Research has shown that at least one in three, and as many as two in three, horses that are kept in a stable for any significant period of time, as many leisure horses are, are likely to have gastric ulceration. Why do people think that this would not include their horse? You can certainly lessen the odds by feeding ad lib hay at floor level.

I fully accept that there are some horses that do not thrive so well if turned out full time, but it's a balancing act. Chancer is on this line. Having got through the winter beautifully, he started to lose weight in February and has only just started to look right again. He's not helped by the fact that he has lost a lot of muscle having done no work since he started treatment for his sarcoids.
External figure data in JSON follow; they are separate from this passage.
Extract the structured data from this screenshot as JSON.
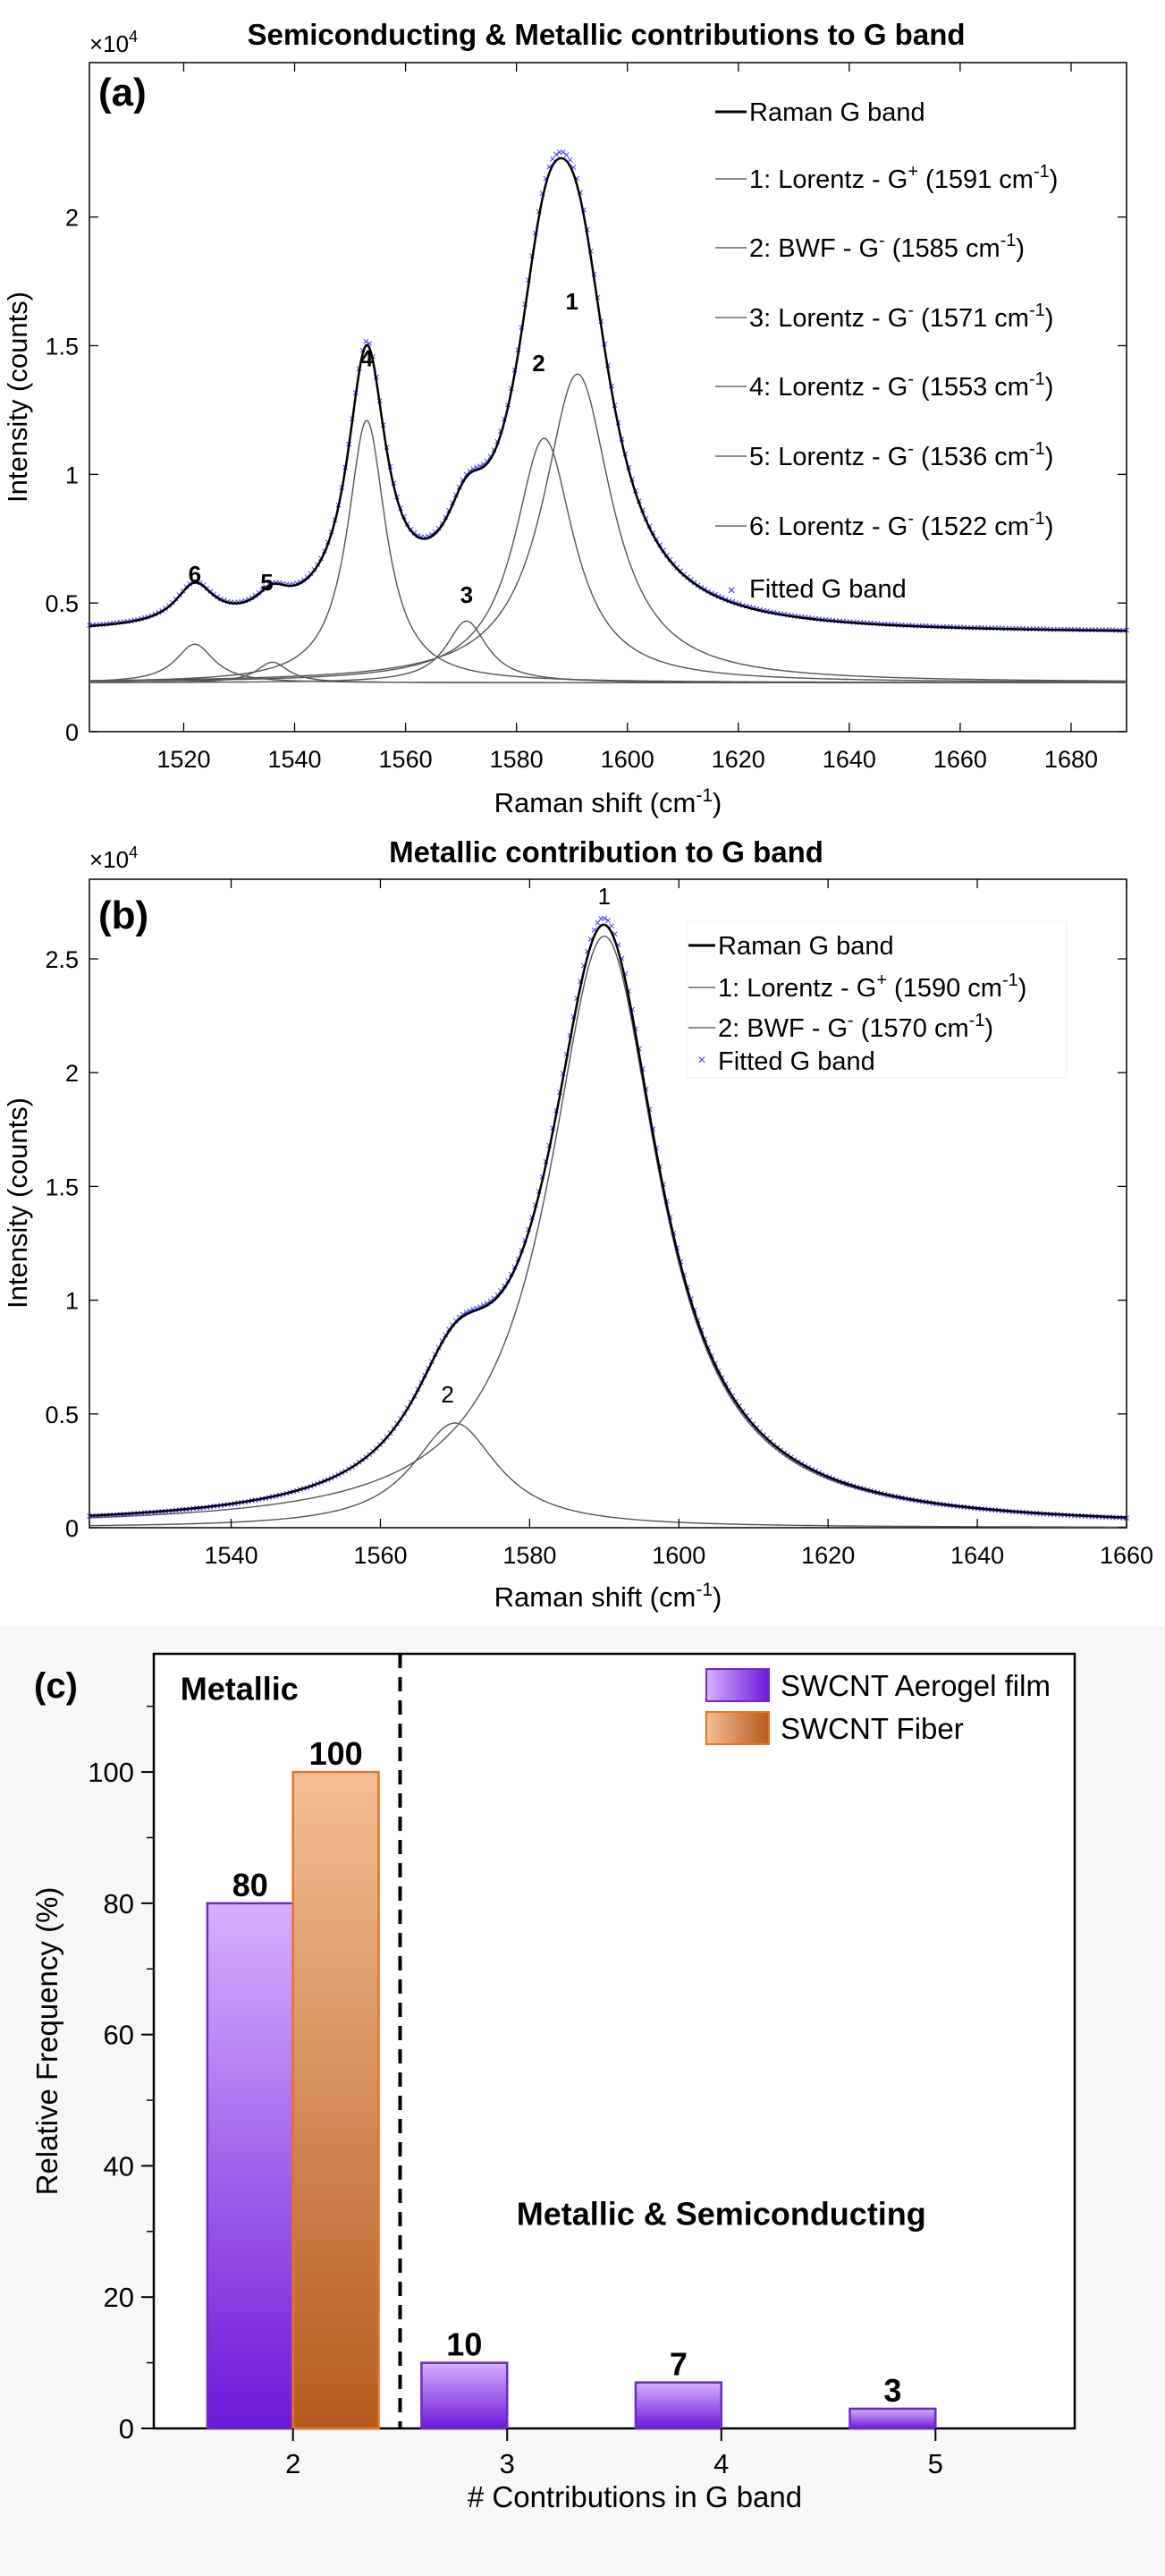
{
  "chart_data": [
    {
      "type": "line",
      "panel": "(a)",
      "title": "Semiconducting & Metallic contributions to G band",
      "xlabel": "Raman shift (cm-1)",
      "ylabel": "Intensity (counts)",
      "exponent_label": "x10^4",
      "xlim": [
        1503,
        1690
      ],
      "ylim": [
        0,
        2.6
      ],
      "xticks": [
        1520,
        1540,
        1560,
        1580,
        1600,
        1620,
        1640,
        1660,
        1680
      ],
      "yticks": [
        0,
        0.5,
        1,
        1.5,
        2
      ],
      "background": 0.38,
      "components": [
        {
          "id": "1",
          "label": "1: Lorentz - G+ (1591 cm-1)",
          "center": 1591,
          "amplitude": 1.2,
          "hwhm": 7.5,
          "peak_label_x": 1590,
          "peak_label_y": 1.64
        },
        {
          "id": "2",
          "label": "2: BWF - G- (1585 cm-1)",
          "center": 1585,
          "amplitude": 0.95,
          "hwhm": 6.5,
          "peak_label_x": 1584,
          "peak_label_y": 1.4
        },
        {
          "id": "3",
          "label": "3: Lorentz - G- (1571 cm-1)",
          "center": 1571,
          "amplitude": 0.24,
          "hwhm": 4.5,
          "peak_label_x": 1571,
          "peak_label_y": 0.5
        },
        {
          "id": "4",
          "label": "4: Lorentz - G- (1553 cm-1)",
          "center": 1553,
          "amplitude": 1.02,
          "hwhm": 4.2,
          "peak_label_x": 1553,
          "peak_label_y": 1.42
        },
        {
          "id": "5",
          "label": "5: Lorentz - G- (1536 cm-1)",
          "center": 1536,
          "amplitude": 0.08,
          "hwhm": 3.5,
          "peak_label_x": 1535,
          "peak_label_y": 0.55
        },
        {
          "id": "6",
          "label": "6: Lorentz - G- (1522 cm-1)",
          "center": 1522,
          "amplitude": 0.15,
          "hwhm": 4.2,
          "peak_label_x": 1522,
          "peak_label_y": 0.58
        }
      ],
      "series": [
        {
          "name": "Raman G band",
          "style": "line",
          "color": "#000000"
        },
        {
          "name": "Fitted G band",
          "style": "markers",
          "color": "#3b3bf5"
        }
      ],
      "legend": {
        "position": "top-right"
      }
    },
    {
      "type": "line",
      "panel": "(b)",
      "title": "Metallic contribution to G band",
      "xlabel": "Raman shift (cm-1)",
      "ylabel": "Intensity (counts)",
      "exponent_label": "x10^4",
      "xlim": [
        1521,
        1660
      ],
      "ylim": [
        0,
        2.85
      ],
      "xticks": [
        1540,
        1560,
        1580,
        1600,
        1620,
        1640,
        1660
      ],
      "yticks": [
        0,
        0.5,
        1,
        1.5,
        2,
        2.5
      ],
      "background": 0,
      "components": [
        {
          "id": "1",
          "label": "1: Lorentz - G+ (1590 cm-1)",
          "center": 1590,
          "amplitude": 2.6,
          "hwhm": 9,
          "peak_label_x": 1590,
          "peak_label_y": 2.74
        },
        {
          "id": "2",
          "label": "2: BWF - G- (1570 cm-1)",
          "center": 1570,
          "amplitude": 0.46,
          "hwhm": 7,
          "peak_label_x": 1569,
          "peak_label_y": 0.55
        }
      ],
      "series": [
        {
          "name": "Raman G band",
          "style": "line",
          "color": "#000000"
        },
        {
          "name": "Fitted G band",
          "style": "markers",
          "color": "#3b3bf5"
        }
      ],
      "legend": {
        "position": "top-right"
      }
    },
    {
      "type": "bar",
      "panel": "(c)",
      "title": "",
      "xlabel": "# Contributions in G band",
      "ylabel": "Relative Frequency (%)",
      "categories": [
        "2",
        "3",
        "4",
        "5"
      ],
      "xlim": [
        1.35,
        5.65
      ],
      "ylim": [
        0,
        118
      ],
      "yticks": [
        0,
        20,
        40,
        60,
        80,
        100
      ],
      "series": [
        {
          "name": "SWCNT Aerogel film",
          "values": [
            80,
            10,
            7,
            3
          ],
          "labels": [
            "80",
            "10",
            "7",
            "3"
          ],
          "top_color": "#d7b0ff",
          "bottom_color": "#6e17d8",
          "edge_color": "#6a2bc0"
        },
        {
          "name": "SWCNT Fiber",
          "values": [
            100,
            0,
            0,
            0
          ],
          "labels": [
            "100",
            "",
            "",
            ""
          ],
          "top_color": "#f5be94",
          "bottom_color": "#b55a1e",
          "edge_color": "#e8751f"
        }
      ],
      "divider_x": 2.5,
      "annotations": [
        {
          "text": "Metallic",
          "x": 1.75,
          "y": 111
        },
        {
          "text": "Metallic & Semiconducting",
          "x": 4.0,
          "y": 31
        }
      ],
      "legend": {
        "position": "top-right"
      }
    }
  ]
}
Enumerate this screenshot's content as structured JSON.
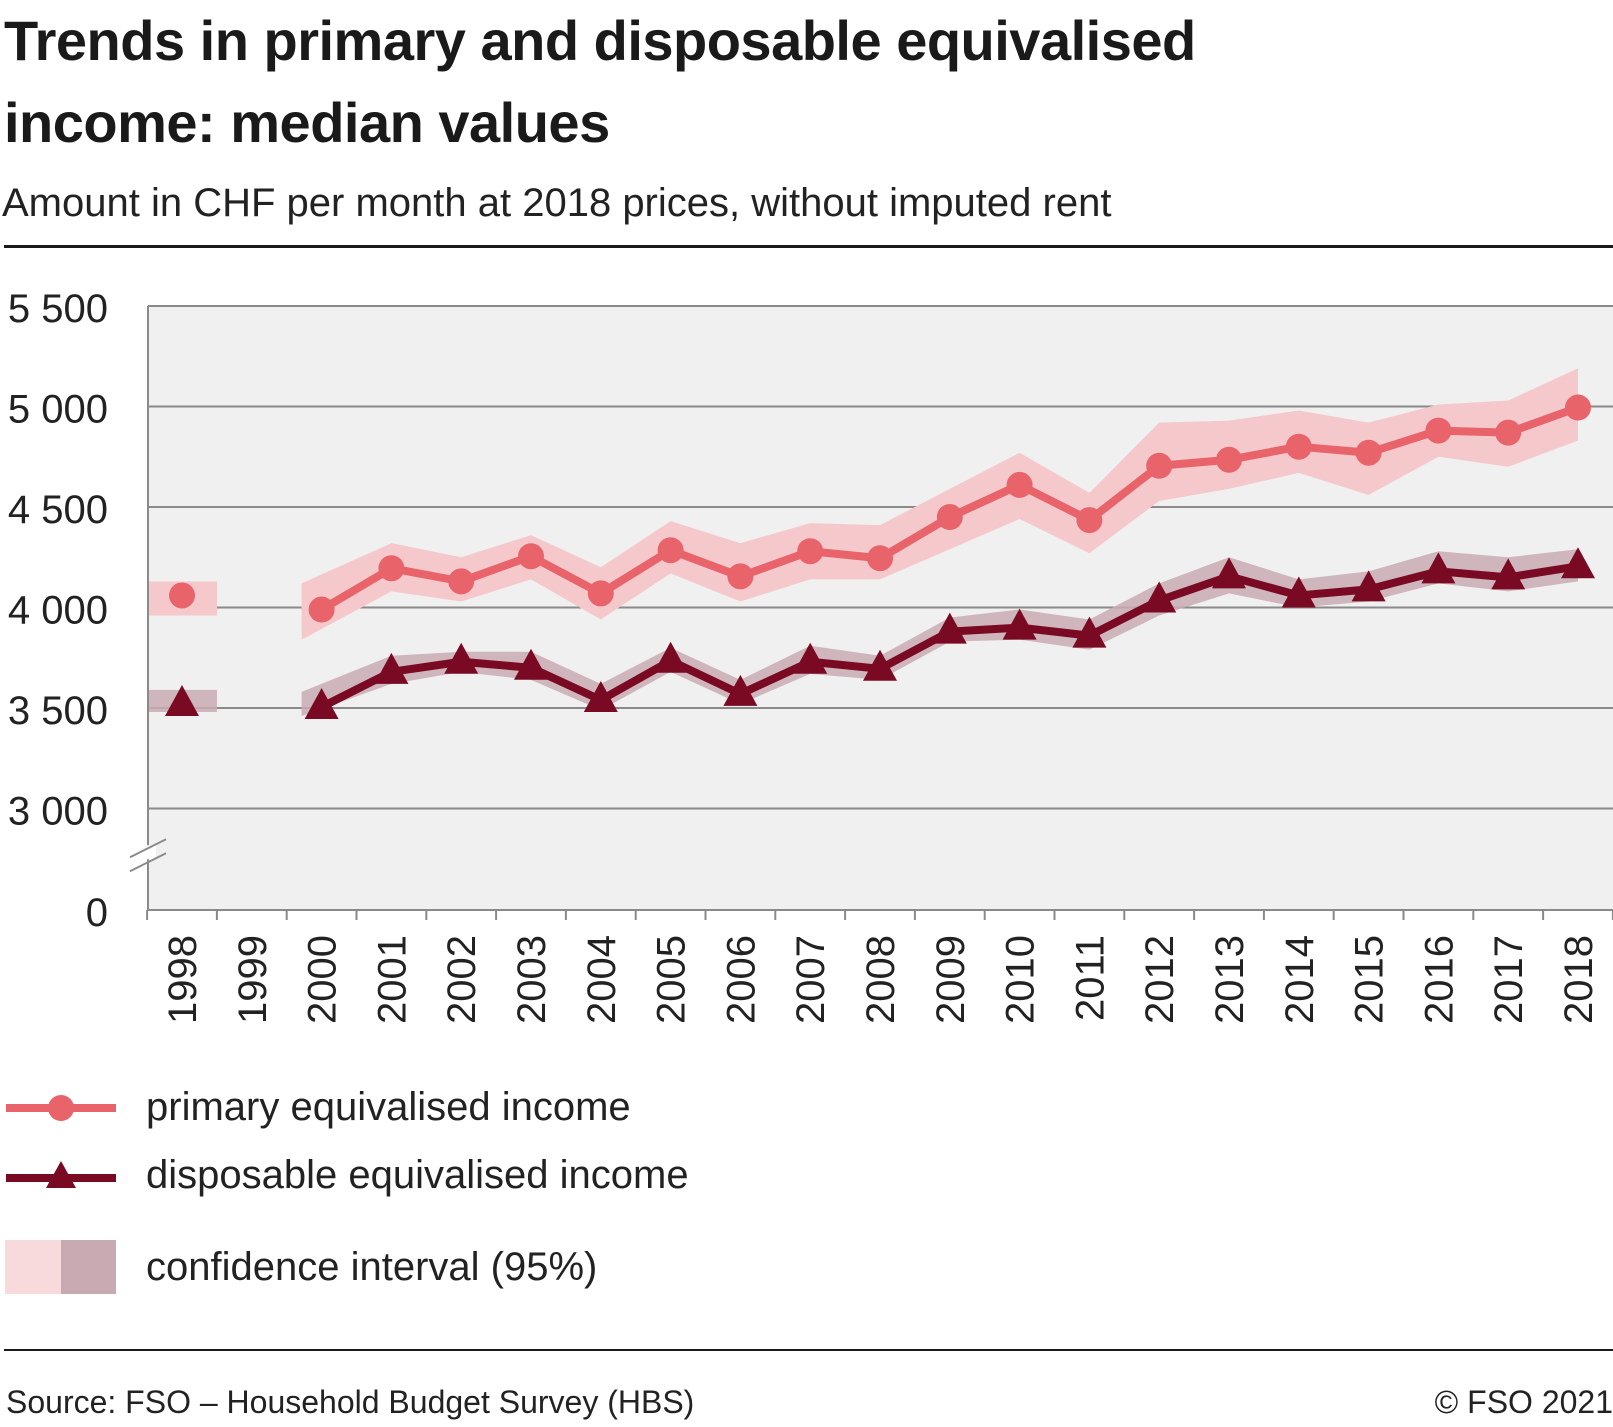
{
  "header": {
    "title": "Trends in primary and disposable equivalised income: median values",
    "subtitle": "Amount in CHF per month at 2018 prices, without imputed rent"
  },
  "footer": {
    "source": "Source: FSO – Household Budget Survey (HBS)",
    "copyright": "© FSO 2021"
  },
  "colors": {
    "primary": "#e8636a",
    "primary_ci": "#f5c9cc",
    "disposable": "#7a0a24",
    "disposable_ci": "#c9aab3",
    "plot_bg": "#f0f0f0",
    "grid": "#8a8a8a"
  },
  "legend": {
    "primary_label": "primary equivalised income",
    "disposable_label": "disposable equivalised income",
    "ci_label": "confidence interval (95%)"
  },
  "chart_data": {
    "type": "line",
    "title": "Trends in primary and disposable equivalised income: median values",
    "subtitle": "Amount in CHF per month at 2018 prices, without imputed rent",
    "ylim": [
      0,
      5500
    ],
    "axis_break": [
      0,
      3000
    ],
    "yticks": [
      0,
      3000,
      3500,
      4000,
      4500,
      5000,
      5500
    ],
    "ytick_labels": [
      "0",
      "3 000",
      "3 500",
      "4 000",
      "4 500",
      "5 000",
      "5 500"
    ],
    "grid": true,
    "legend_position": "bottom",
    "categories": [
      "1998",
      "1999",
      "2000",
      "2001",
      "2002",
      "2003",
      "2004",
      "2005",
      "2006",
      "2007",
      "2008",
      "2009",
      "2010",
      "2011",
      "2012",
      "2013",
      "2014",
      "2015",
      "2016",
      "2017",
      "2018"
    ],
    "series": [
      {
        "name": "primary equivalised income",
        "marker": "circle",
        "values": [
          4060,
          null,
          3990,
          4195,
          4130,
          4255,
          4070,
          4285,
          4155,
          4280,
          4245,
          4450,
          4610,
          4435,
          4705,
          4735,
          4800,
          4770,
          4880,
          4870,
          4995
        ],
        "ci_lower": [
          3960,
          null,
          3840,
          4080,
          4030,
          4140,
          3940,
          4170,
          4030,
          4140,
          4140,
          4290,
          4440,
          4270,
          4530,
          4590,
          4670,
          4560,
          4750,
          4700,
          4830
        ],
        "ci_upper": [
          4130,
          null,
          4120,
          4320,
          4250,
          4360,
          4200,
          4430,
          4320,
          4420,
          4410,
          4590,
          4770,
          4570,
          4920,
          4930,
          4980,
          4920,
          5010,
          5030,
          5190
        ]
      },
      {
        "name": "disposable equivalised income",
        "marker": "triangle",
        "values": [
          3520,
          null,
          3505,
          3680,
          3730,
          3700,
          3540,
          3735,
          3570,
          3730,
          3695,
          3880,
          3900,
          3860,
          4035,
          4155,
          4060,
          4090,
          4180,
          4150,
          4205
        ],
        "ci_lower": [
          3480,
          null,
          3460,
          3620,
          3680,
          3640,
          3490,
          3680,
          3520,
          3670,
          3640,
          3830,
          3840,
          3790,
          3960,
          4070,
          4000,
          4030,
          4120,
          4080,
          4130
        ],
        "ci_upper": [
          3590,
          null,
          3580,
          3760,
          3780,
          3780,
          3620,
          3800,
          3640,
          3810,
          3760,
          3950,
          3990,
          3940,
          4120,
          4250,
          4140,
          4180,
          4280,
          4250,
          4290
        ]
      }
    ]
  }
}
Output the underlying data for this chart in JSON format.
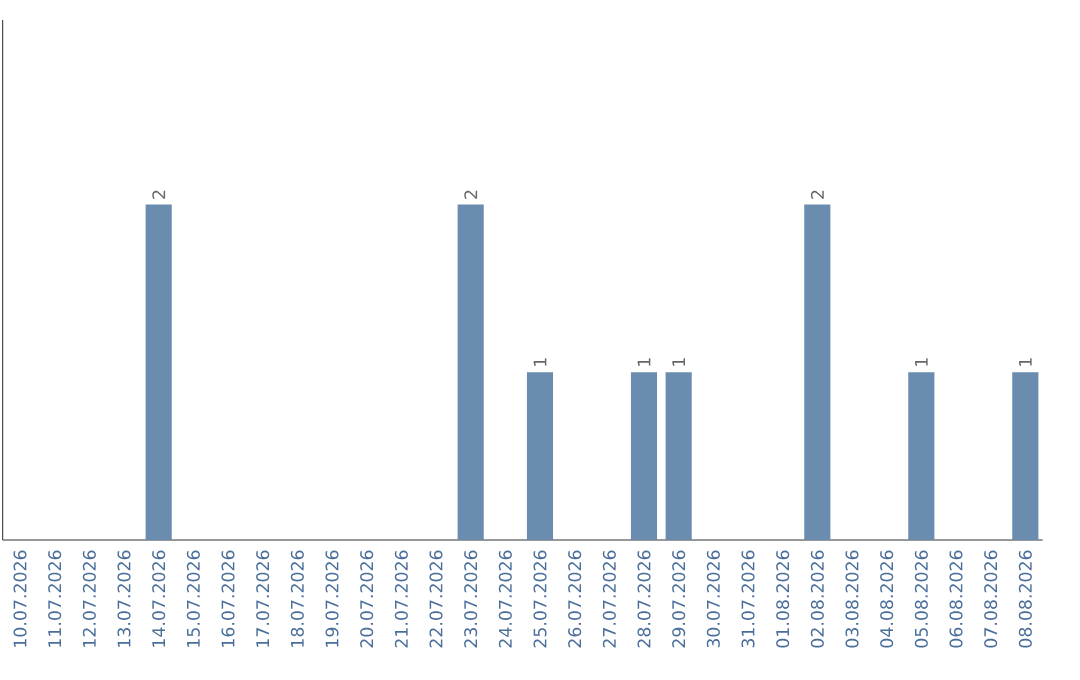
{
  "chart_data": {
    "type": "bar",
    "categories": [
      "10.07.2026",
      "11.07.2026",
      "12.07.2026",
      "13.07.2026",
      "14.07.2026",
      "15.07.2026",
      "16.07.2026",
      "17.07.2026",
      "18.07.2026",
      "19.07.2026",
      "20.07.2026",
      "21.07.2026",
      "22.07.2026",
      "23.07.2026",
      "24.07.2026",
      "25.07.2026",
      "26.07.2026",
      "27.07.2026",
      "28.07.2026",
      "29.07.2026",
      "30.07.2026",
      "31.07.2026",
      "01.08.2026",
      "02.08.2026",
      "03.08.2026",
      "04.08.2026",
      "05.08.2026",
      "06.08.2026",
      "07.08.2026",
      "08.08.2026"
    ],
    "values": [
      0,
      0,
      0,
      0,
      2,
      0,
      0,
      0,
      0,
      0,
      0,
      0,
      0,
      2,
      0,
      1,
      0,
      0,
      1,
      1,
      0,
      0,
      0,
      2,
      0,
      0,
      1,
      0,
      0,
      1
    ],
    "value_labels": [
      null,
      null,
      null,
      null,
      "2",
      null,
      null,
      null,
      null,
      null,
      null,
      null,
      null,
      "2",
      null,
      "1",
      null,
      null,
      "1",
      "1",
      null,
      null,
      null,
      "2",
      null,
      null,
      "1",
      null,
      null,
      "1"
    ],
    "color": "#6a8caf",
    "tick_labels": "x",
    "grid": false
  }
}
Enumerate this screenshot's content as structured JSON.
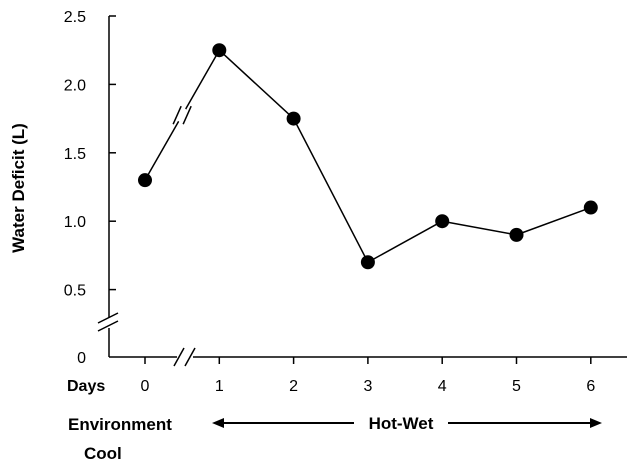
{
  "chart_data": {
    "type": "line",
    "title": "",
    "xlabel": "",
    "ylabel": "Water Deficit (L)",
    "x": [
      0,
      1,
      2,
      3,
      4,
      5,
      6
    ],
    "x_tick_labels": [
      "0",
      "1",
      "2",
      "3",
      "4",
      "5",
      "6"
    ],
    "series": [
      {
        "values": [
          1.3,
          2.25,
          1.75,
          0.7,
          1.0,
          0.9,
          1.1
        ]
      }
    ],
    "y_ticks": [
      "0",
      "0.5",
      "1.0",
      "1.5",
      "2.0",
      "2.5"
    ],
    "ylim": [
      0,
      2.5
    ],
    "y_axis_break": true,
    "x_axis_break": true,
    "line_break_between": [
      0,
      1
    ],
    "grid": false,
    "colors": {
      "line": "#000000",
      "marker": "#000000",
      "axis": "#000000"
    },
    "annotations": {
      "days_label": "Days",
      "environment_label": "Environment",
      "cool_label": "Cool",
      "hot_wet_label": "Hot-Wet"
    }
  }
}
I shall have to take a hard look at whether he should be kept in next winter or how I can arrest this drop in weight before it starts in February.

Thursday, April 19, 2012

19th April, 2012 Rye

Rye continues to make great progress. Today he was short-reined out with his bit in. He has proved to be very responsive in this, much softer and lighter than in the Dually, and he seems to welcome the clarity of the communication.  He'll be ridden out in it tomorrow.

Monday, April 16, 2012

16th April, 2012 Friendship and freedom

If proof were needed of just how much horses need to be able to move and enjoy the companionship of others, this is surely it. Having spent rather a lot of time in the stable since he was brought from the sales, B really needed to let off some steam and to engage with another horse in some fairly rough play. Without this, all of his pent up energy would have been turned on us as we tried to lead him out for the very first time in a car park full of cars. Horses need to be able to express themselves with other horses or they will turn their combative behaviour on the humans around them.

Once he had got that little lot out of his system, B was calm and amenable and ready to learn. Imagine if we had tried to work with him with all that energy inside him.

16th April, 2012 To bit or not to bit?

I have chosen to use a Myler Low Port Comfort snaffle combination for Rye. This will hopefully gives the subtlety to teach him what the signals through a bit mean so that I keep him soft and responsive. He is so strong through his neck and nose that I think any attempt to keep him bit-less would end up in disaster. He accepted the bit very readily today and just carried it while he was long-reined and ridden.

16th April, 2012 Mending fences

The fencing has begun and I am looking forward to having my second field back. One of the fencing men has the most glorious set of working Labradors in a range of colours, mainly black!

16th April, 2012 In with the Big Boys

Peechay and Maverick have now been joined by Silver. Growing up on the Forest teaches young horses great manners and to be circumspect with strangers - for a while at least!!